Aber auch Mietwohnungen für Familien, die Bewahrung der Balance zwischen Bauen und Naturverträglichkeit und altersgerechtes Wohnen am Tierpark wurden begrüßt. Dass die Nahversorgung allemal ein Thema sei, wurde in diesem Arbeitskreis klar. Dabei wurde angeregt, eine Umfrage zum Thema „Dorfladen“ zu machen und bei Bedarf einen weiteren Vertiefungsworkshop zu initiieren.

Das Umfeld an der Theodor-Seipp-Straße, der „Flaniermeile Ofdens“, solle durch Beleuchtung (etwa der Baumallee), Baumschnitt und behindertengerechte Bürgersteige aufgewertet werden. Auch ein Café oder Bistro wurden gewünscht.
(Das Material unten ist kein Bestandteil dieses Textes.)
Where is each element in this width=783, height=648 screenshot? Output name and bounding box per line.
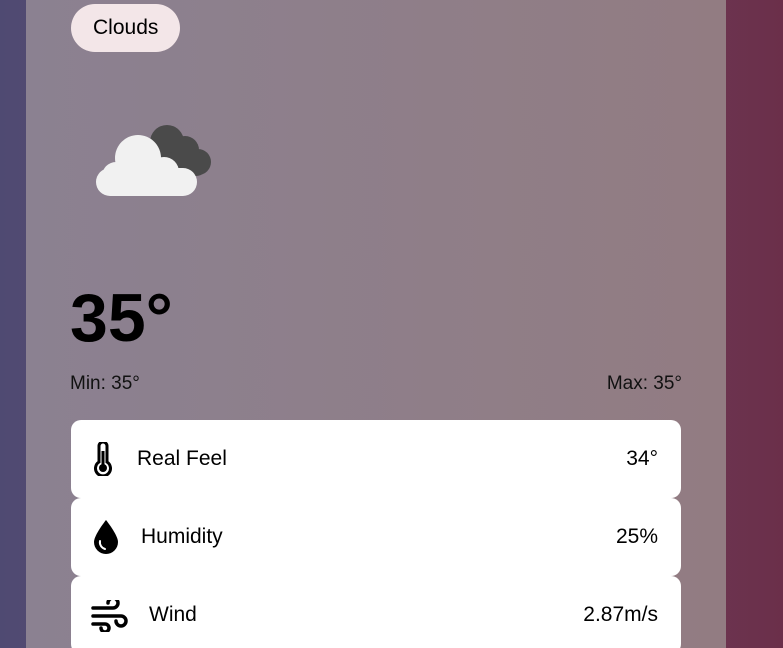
- detail-value: 25%: [615, 525, 658, 548]
- detail-value: 34°: [626, 447, 658, 470]
- detail-label: Wind: [149, 603, 197, 626]
- wind-icon: [91, 600, 128, 632]
- detail-row-wind: Wind 2.87m/s: [71, 576, 681, 648]
- weather-card: Clouds 35° Min: 35° Max: 35° Real Feel 3…: [26, 0, 726, 648]
- detail-row-real-feel: Real Feel 34°: [71, 420, 681, 498]
- current-temperature: 35°: [70, 280, 173, 356]
- min-temperature: Min: 35°: [70, 373, 140, 394]
- condition-badge: Clouds: [71, 4, 181, 52]
- max-temperature: Max: 35°: [606, 373, 682, 394]
- detail-label: Humidity: [141, 525, 223, 548]
- detail-value: 2.87m/s: [583, 603, 658, 626]
- detail-label: Real Feel: [137, 447, 227, 470]
- thermometer-icon: [94, 442, 112, 476]
- detail-row-humidity: Humidity 25%: [71, 498, 681, 576]
- clouds-icon: [96, 125, 211, 196]
- droplet-icon: [94, 520, 118, 554]
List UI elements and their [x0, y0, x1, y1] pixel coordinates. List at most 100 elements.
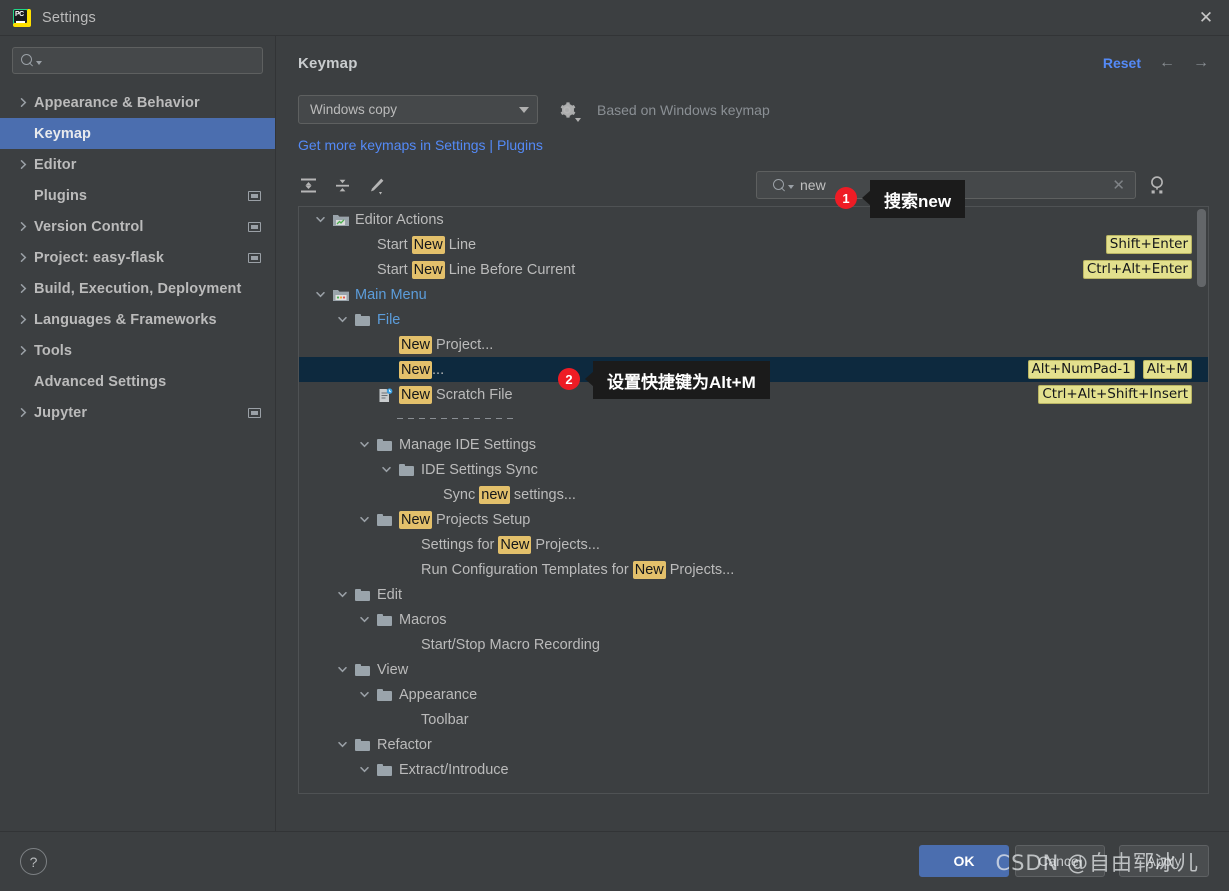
chevron-right-icon[interactable]: [18, 221, 31, 232]
chevron-down-icon[interactable]: [335, 588, 349, 602]
sidebar-item-editor[interactable]: Editor: [0, 149, 275, 180]
tree-row-text: Editor Actions: [355, 211, 444, 228]
sidebar-item-advanced-settings[interactable]: Advanced Settings: [0, 366, 275, 397]
sidebar-item-version-control[interactable]: Version Control: [0, 211, 275, 242]
annotation-tooltip-1: 搜索new: [870, 180, 966, 218]
chevron-right-icon[interactable]: [18, 283, 31, 294]
sidebar-item-jupyter[interactable]: Jupyter: [0, 397, 275, 428]
sidebar-item-project-easy-flask[interactable]: Project: easy-flask: [0, 242, 275, 273]
tree-row-view[interactable]: View: [299, 657, 1208, 682]
edit-pencil-icon[interactable]: [366, 175, 387, 196]
tree-row-settings-for-new-projects[interactable]: Settings for New Projects...: [299, 532, 1208, 557]
sidebar-item-label: Appearance & Behavior: [34, 94, 200, 111]
cancel-button[interactable]: Cancel: [1015, 845, 1105, 877]
tree-row-macros[interactable]: Macros: [299, 607, 1208, 632]
tree-row-refactor[interactable]: Refactor: [299, 732, 1208, 757]
chevron-down-icon[interactable]: [357, 763, 371, 777]
tree-row-start-stop-macro-recording[interactable]: Start/Stop Macro Recording: [299, 632, 1208, 657]
tree-row-start-new-line-before-current[interactable]: Start New Line Before Current Ctrl+Alt+En…: [299, 257, 1208, 282]
tree-row-text: Settings for: [421, 536, 499, 553]
shortcut-list: Alt+NumPad-1 Alt+M: [1027, 360, 1192, 379]
project-scope-icon: [248, 407, 261, 418]
sidebar-item-list: Appearance & Behavior Keymap Editor Plugins…: [0, 87, 275, 428]
sidebar-item-plugins[interactable]: Plugins: [0, 180, 275, 211]
chevron-right-icon[interactable]: [18, 159, 31, 170]
chevron-down-icon[interactable]: [335, 738, 349, 752]
chevron-down-icon[interactable]: [357, 438, 371, 452]
project-scope-icon: [248, 190, 261, 201]
tree-row-run-configuration-templates[interactable]: Run Configuration Templates for New Proj…: [299, 557, 1208, 582]
sidebar-item-label: Build, Execution, Deployment: [34, 280, 242, 297]
search-match-highlight: New: [632, 560, 666, 579]
folder-icon: [377, 438, 392, 451]
chevron-down-icon: [788, 185, 794, 189]
chevron-right-icon[interactable]: [18, 407, 31, 418]
help-button[interactable]: ?: [20, 848, 47, 875]
tree-row-text: Projects Setup: [432, 511, 531, 528]
sidebar-item-build-execution-deployment[interactable]: Build, Execution, Deployment: [0, 273, 275, 304]
ok-button[interactable]: OK: [919, 845, 1009, 877]
tree-row-start-new-line[interactable]: Start New Line Shift+Enter: [299, 232, 1208, 257]
back-arrow-icon[interactable]: ←: [1159, 54, 1175, 72]
close-icon[interactable]: ✕: [1183, 0, 1229, 35]
clear-search-icon[interactable]: ✕: [1112, 176, 1129, 194]
find-by-shortcut-icon[interactable]: [1146, 174, 1168, 196]
tree-row-text: Main Menu: [355, 286, 427, 303]
folder-icon: [355, 313, 370, 326]
pycharm-icon: PC: [13, 8, 31, 27]
chevron-right-icon[interactable]: [18, 345, 31, 356]
sidebar-item-languages-frameworks[interactable]: Languages & Frameworks: [0, 304, 275, 335]
forward-arrow-icon[interactable]: →: [1193, 54, 1209, 72]
sidebar-item-keymap[interactable]: Keymap: [0, 118, 275, 149]
tree-row-extract-introduce[interactable]: Extract/Introduce: [299, 757, 1208, 782]
chevron-down-icon[interactable]: [335, 663, 349, 677]
tree-row-new-project[interactable]: New Project...: [299, 332, 1208, 357]
tree-row-editor-actions[interactable]: Editor Actions: [299, 207, 1208, 232]
chevron-down-icon[interactable]: [357, 513, 371, 527]
editor-actions-icon: [333, 213, 349, 227]
search-input[interactable]: [47, 52, 262, 69]
tree-row-main-menu[interactable]: Main Menu: [299, 282, 1208, 307]
expand-all-icon[interactable]: [298, 175, 319, 196]
chevron-down-icon[interactable]: [379, 463, 393, 477]
sidebar-item-tools[interactable]: Tools: [0, 335, 275, 366]
apply-button[interactable]: Apply: [1119, 845, 1209, 877]
tree-row-appearance[interactable]: Appearance: [299, 682, 1208, 707]
keymap-dropdown-value: Windows copy: [310, 102, 398, 117]
folder-icon: [355, 738, 370, 751]
chevron-right-icon[interactable]: [18, 314, 31, 325]
reset-link[interactable]: Reset: [1103, 55, 1141, 71]
tree-row-sync-new-settings[interactable]: Sync new settings...: [299, 482, 1208, 507]
tree-row-label: Toolbar: [421, 712, 469, 728]
tree-row-toolbar[interactable]: Toolbar: [299, 707, 1208, 732]
chevron-right-icon[interactable]: [18, 97, 31, 108]
project-scope-icon: [248, 252, 261, 263]
keymap-dropdown[interactable]: Windows copy: [298, 95, 538, 124]
collapse-all-icon[interactable]: [332, 175, 353, 196]
chevron-right-icon[interactable]: [18, 252, 31, 263]
tree-row-text: Sync: [443, 486, 480, 503]
keymap-tree[interactable]: Editor Actions Start New Line Shift+Enter S…: [298, 206, 1209, 794]
sidebar-search[interactable]: [12, 47, 263, 74]
title-bar: PC Settings ✕: [0, 0, 1229, 36]
chevron-down-icon[interactable]: [313, 288, 327, 302]
tree-row-manage-ide-settings[interactable]: Manage IDE Settings: [299, 432, 1208, 457]
tree-row-new-projects-setup[interactable]: New Projects Setup: [299, 507, 1208, 532]
tree-row-file[interactable]: File: [299, 307, 1208, 332]
tree-row-text: Edit: [377, 586, 402, 603]
tree-row-label: Edit: [377, 587, 402, 603]
chevron-down-icon[interactable]: [357, 613, 371, 627]
get-more-keymaps-link[interactable]: Get more keymaps in Settings | Plugins: [298, 137, 1209, 153]
sidebar-item-label: Project: easy-flask: [34, 249, 165, 266]
chevron-down-icon[interactable]: [335, 313, 349, 327]
tree-row-text: Extract/Introduce: [399, 761, 509, 778]
tree-row-ide-settings-sync[interactable]: IDE Settings Sync: [299, 457, 1208, 482]
sidebar-item-appearance-behavior[interactable]: Appearance & Behavior: [0, 87, 275, 118]
chevron-down-icon[interactable]: [313, 213, 327, 227]
tree-row-edit[interactable]: Edit: [299, 582, 1208, 607]
tree-scrollbar[interactable]: [1197, 209, 1206, 287]
shortcut-list: Ctrl+Alt+Shift+Insert: [1038, 385, 1192, 404]
annotation-tooltip-2: 设置快捷键为Alt+M: [593, 361, 770, 399]
chevron-down-icon[interactable]: [357, 688, 371, 702]
gear-icon[interactable]: [557, 100, 581, 122]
Beim Thema „Verkehr und Freiraum“ wurden konkrete Probleme angesprochen: der Parkraum in manchen Straßen, zum Beispiel Habichtweg-Grillenweg oder Hasenweg-Sperlingsweg. Dass zusätzliche Parkplätze notwendig seien, war einhellige Meinung. Dazu solle seitens der Verwaltung erfasst werden, wo überhaupt die Möglichkeit bestehe, Parkraum anzulegen. Mehr Hundetoiletten und Mülleimer, bessere ÖPNV-Anbindung Richtung Zentrum wurden ebenso angeregt. „Wir wollen hier in Ofden schließlich nicht von Alsdorf abgekapselt sein“, sagte Stefan Ihmig.